Quelle est la différence entre une reprise et une récompense ? C’est à cette question que répond, fort justement, la Cour de cassation, en indiquant qu’une reprise suppose que le bien propre objet de la reprise existe encore physiquement au jour de la dissolution de communauté (ou qu’un bien lui ait été subrogé). Dans le cas contraire, si le bien propre a été absorbé par la communauté (soit qu’elle l’ait consommé, soit qu’il ait été vendu et le prix utilisé dans l’intérêt commun), ce sera une récompense qui sera due.

En l’espèce, pour décider que Juliette détient un droit à reprise d'un montant de 22 867 euros, une cour d’appel retient que, Roméo ne rapportant pas la preuve d'une donation aux deux époux, les sommes reçues des parents de Juliette pendant le mariage doivent être considérées comme lui étant propres, et donc que celle-ci peut reprendre ladite somme à titre de reprise.
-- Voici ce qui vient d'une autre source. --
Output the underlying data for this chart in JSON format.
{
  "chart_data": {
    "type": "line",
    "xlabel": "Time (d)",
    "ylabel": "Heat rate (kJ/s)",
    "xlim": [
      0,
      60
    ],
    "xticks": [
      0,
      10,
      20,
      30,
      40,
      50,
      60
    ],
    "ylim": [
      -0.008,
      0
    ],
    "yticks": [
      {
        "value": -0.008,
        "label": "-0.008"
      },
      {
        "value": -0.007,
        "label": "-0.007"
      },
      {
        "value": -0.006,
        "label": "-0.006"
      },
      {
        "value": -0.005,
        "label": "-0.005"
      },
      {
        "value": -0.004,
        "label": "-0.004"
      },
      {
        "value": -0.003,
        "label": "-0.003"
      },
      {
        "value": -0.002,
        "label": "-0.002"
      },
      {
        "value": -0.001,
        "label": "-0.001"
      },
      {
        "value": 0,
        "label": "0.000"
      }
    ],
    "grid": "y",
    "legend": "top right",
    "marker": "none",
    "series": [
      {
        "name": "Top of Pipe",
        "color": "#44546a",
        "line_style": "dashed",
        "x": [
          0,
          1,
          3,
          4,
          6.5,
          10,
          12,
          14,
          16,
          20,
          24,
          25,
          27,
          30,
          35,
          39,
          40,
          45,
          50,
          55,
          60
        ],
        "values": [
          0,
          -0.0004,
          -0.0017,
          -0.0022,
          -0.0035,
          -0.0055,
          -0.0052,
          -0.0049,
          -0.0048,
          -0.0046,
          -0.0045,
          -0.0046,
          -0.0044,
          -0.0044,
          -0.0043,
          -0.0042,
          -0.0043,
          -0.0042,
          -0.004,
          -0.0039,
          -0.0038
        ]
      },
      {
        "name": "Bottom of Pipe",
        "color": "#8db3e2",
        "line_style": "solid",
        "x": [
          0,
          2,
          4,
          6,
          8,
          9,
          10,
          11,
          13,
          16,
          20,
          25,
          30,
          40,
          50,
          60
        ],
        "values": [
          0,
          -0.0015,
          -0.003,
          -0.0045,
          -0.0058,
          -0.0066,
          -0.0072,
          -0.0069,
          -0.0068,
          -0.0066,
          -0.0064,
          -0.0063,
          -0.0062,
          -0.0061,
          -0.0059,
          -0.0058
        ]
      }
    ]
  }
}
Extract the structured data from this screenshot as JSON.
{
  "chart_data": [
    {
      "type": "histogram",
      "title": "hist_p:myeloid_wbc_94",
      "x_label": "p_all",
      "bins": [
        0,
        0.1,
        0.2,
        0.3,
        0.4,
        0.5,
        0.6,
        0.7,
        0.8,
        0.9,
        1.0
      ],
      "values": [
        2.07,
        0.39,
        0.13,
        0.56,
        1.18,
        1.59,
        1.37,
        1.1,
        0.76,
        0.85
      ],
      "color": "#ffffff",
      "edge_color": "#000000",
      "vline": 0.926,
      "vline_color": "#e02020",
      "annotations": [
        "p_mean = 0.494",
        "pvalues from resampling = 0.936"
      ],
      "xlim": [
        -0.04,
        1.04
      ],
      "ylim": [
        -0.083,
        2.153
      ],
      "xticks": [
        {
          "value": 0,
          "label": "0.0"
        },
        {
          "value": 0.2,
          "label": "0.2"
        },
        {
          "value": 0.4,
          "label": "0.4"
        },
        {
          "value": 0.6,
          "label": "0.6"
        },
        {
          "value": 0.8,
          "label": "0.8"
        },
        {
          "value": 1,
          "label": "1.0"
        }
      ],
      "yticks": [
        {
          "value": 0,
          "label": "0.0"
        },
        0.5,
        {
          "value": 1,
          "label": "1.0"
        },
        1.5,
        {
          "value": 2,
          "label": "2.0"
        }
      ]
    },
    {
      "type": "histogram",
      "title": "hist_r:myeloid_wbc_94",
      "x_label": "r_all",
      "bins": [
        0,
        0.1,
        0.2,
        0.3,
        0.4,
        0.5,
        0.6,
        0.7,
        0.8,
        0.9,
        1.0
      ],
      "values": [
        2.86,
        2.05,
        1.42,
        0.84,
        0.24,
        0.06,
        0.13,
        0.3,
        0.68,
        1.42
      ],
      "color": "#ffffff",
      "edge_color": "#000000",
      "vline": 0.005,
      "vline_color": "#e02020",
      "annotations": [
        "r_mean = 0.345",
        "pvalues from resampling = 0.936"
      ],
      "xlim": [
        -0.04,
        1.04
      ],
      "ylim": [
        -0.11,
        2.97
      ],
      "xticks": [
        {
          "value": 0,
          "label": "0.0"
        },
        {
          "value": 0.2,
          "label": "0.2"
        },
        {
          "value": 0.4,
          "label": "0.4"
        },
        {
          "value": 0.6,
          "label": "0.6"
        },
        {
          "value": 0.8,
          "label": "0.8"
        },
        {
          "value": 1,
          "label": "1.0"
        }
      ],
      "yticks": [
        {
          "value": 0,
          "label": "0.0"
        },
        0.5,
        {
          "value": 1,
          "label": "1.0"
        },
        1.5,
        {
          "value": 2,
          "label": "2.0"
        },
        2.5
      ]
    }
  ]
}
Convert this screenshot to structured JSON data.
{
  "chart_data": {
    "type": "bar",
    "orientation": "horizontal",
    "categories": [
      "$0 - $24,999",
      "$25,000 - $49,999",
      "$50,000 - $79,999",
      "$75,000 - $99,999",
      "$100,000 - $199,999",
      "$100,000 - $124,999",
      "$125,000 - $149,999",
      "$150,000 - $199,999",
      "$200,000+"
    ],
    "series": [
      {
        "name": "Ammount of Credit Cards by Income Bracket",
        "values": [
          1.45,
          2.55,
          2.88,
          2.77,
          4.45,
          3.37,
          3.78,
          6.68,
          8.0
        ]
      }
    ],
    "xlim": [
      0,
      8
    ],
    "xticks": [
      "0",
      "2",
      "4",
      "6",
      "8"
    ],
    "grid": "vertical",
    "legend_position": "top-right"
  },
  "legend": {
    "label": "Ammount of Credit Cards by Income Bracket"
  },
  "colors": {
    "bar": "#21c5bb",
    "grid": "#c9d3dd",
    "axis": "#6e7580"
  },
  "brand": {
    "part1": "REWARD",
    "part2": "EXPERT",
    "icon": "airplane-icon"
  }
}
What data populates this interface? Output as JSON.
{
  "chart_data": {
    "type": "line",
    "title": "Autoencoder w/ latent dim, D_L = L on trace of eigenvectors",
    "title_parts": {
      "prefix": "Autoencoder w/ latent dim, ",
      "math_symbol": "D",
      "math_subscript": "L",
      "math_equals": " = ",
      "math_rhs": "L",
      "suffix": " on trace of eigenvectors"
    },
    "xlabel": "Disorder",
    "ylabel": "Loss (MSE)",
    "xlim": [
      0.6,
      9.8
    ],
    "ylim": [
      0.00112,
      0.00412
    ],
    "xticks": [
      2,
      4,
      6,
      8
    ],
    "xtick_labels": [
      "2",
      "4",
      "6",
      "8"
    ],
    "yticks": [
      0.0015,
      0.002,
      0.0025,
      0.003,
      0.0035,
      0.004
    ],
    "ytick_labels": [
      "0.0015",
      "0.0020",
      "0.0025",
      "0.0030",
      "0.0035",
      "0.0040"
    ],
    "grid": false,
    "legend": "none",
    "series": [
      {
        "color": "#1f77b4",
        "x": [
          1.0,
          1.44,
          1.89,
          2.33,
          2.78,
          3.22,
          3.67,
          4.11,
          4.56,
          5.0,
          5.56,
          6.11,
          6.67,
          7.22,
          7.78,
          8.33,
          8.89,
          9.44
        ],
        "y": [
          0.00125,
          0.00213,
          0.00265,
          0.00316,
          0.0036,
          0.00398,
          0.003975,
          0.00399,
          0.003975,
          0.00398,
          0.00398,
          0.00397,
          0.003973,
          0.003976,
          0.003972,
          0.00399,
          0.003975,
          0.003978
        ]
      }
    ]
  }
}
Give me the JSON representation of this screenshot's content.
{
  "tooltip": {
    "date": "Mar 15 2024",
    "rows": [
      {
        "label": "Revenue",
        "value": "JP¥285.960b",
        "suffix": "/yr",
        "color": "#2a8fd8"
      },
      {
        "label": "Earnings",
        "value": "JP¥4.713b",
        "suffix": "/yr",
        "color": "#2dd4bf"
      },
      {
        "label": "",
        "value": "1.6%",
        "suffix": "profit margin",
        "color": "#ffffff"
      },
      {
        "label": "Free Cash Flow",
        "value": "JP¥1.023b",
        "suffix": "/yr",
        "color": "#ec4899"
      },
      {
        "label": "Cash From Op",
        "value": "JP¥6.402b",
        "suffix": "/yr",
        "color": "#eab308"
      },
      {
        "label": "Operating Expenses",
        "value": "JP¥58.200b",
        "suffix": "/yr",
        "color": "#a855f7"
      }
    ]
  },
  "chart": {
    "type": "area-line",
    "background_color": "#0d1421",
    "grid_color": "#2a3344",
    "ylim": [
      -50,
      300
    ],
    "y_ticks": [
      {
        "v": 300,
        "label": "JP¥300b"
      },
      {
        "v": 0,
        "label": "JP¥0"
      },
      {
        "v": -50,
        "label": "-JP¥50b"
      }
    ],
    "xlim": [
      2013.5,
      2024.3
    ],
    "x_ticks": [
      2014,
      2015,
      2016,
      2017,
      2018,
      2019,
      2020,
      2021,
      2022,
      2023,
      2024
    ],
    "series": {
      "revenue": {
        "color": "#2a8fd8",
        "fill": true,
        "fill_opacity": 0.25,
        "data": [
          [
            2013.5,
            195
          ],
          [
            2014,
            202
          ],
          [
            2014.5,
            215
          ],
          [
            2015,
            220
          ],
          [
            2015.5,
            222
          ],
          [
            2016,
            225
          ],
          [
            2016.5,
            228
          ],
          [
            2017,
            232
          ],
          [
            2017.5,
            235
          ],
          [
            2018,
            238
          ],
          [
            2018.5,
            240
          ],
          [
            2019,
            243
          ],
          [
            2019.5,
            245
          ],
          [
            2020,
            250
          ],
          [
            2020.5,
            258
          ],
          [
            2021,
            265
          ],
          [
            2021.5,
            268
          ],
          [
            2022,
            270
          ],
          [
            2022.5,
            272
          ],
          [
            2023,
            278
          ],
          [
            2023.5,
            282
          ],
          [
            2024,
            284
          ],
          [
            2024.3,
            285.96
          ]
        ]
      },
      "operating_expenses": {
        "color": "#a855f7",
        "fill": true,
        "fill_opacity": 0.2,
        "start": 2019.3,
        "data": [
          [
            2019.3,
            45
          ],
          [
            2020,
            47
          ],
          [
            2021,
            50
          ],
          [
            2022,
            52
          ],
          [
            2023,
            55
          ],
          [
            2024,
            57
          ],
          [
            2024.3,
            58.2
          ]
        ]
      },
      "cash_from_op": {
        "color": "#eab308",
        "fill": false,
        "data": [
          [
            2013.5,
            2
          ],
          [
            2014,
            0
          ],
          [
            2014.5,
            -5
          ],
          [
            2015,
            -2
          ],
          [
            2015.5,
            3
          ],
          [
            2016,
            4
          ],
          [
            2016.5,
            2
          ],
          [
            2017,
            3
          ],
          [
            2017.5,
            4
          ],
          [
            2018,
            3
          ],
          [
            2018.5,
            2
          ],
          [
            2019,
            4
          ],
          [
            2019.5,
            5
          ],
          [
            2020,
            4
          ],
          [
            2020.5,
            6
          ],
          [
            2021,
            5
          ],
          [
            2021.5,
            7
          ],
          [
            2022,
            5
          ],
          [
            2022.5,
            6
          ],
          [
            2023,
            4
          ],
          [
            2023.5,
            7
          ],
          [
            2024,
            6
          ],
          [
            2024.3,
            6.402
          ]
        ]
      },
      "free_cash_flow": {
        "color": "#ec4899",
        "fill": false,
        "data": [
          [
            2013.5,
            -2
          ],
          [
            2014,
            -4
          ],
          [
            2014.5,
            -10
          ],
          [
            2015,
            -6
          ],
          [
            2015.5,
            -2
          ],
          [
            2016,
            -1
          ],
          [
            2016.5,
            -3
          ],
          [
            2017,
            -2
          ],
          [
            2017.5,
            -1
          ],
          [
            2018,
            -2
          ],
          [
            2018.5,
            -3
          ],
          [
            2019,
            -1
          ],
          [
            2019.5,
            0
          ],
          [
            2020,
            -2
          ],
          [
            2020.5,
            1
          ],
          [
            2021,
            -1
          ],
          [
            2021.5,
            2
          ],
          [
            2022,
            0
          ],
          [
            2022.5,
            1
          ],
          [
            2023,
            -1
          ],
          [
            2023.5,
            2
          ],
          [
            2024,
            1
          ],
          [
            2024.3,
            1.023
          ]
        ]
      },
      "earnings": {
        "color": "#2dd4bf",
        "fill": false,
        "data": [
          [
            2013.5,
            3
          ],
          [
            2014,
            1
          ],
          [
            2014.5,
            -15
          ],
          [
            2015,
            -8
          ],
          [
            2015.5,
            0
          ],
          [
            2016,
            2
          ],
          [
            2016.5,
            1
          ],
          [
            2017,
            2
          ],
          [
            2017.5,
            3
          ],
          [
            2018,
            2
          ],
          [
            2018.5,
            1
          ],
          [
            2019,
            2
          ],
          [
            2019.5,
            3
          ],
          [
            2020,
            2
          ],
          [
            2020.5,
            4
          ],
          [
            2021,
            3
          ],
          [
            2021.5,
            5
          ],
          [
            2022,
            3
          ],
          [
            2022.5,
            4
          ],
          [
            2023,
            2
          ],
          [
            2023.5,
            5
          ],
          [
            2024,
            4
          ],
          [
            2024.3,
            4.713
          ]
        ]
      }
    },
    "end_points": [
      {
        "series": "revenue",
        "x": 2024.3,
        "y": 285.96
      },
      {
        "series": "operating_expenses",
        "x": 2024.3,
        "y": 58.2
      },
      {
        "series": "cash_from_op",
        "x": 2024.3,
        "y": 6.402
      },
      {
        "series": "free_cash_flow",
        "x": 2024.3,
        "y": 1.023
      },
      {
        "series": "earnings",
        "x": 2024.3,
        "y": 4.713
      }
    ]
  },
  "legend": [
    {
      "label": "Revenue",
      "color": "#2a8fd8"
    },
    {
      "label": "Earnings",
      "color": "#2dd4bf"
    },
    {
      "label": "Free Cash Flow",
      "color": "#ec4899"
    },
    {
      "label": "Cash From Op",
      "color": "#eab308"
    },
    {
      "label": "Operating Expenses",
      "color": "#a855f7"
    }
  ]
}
L’erreur de raisonnement des juges du fond est manifeste. Pour reprendre des deniers propres, il faut constater que ces deniers existent encore, c’est-à-dire que ces deniers propres n’ont pas été mélangés avec le moindre argent commun. Or, en l’espèce, jamais les juges du fond n’ont effectué un tel constat, alors pourtant que la fongibilité de la monnaie rendait fort peu probable la préservation « sans mélange » des deniers d’origine. Il ne pouvait donc être question d’une reprise de propres. Plus vraisemblablement, il s’agissait, en l’espèce, d’une récompense due par la communauté, mais à la condition que Juliette puisse prouver que ses deniers propres ont profité à la communauté (la nature du compte bancaire les ayant encaissés - compte-joint ou non - aidera peut-être à rapporter cette preuve).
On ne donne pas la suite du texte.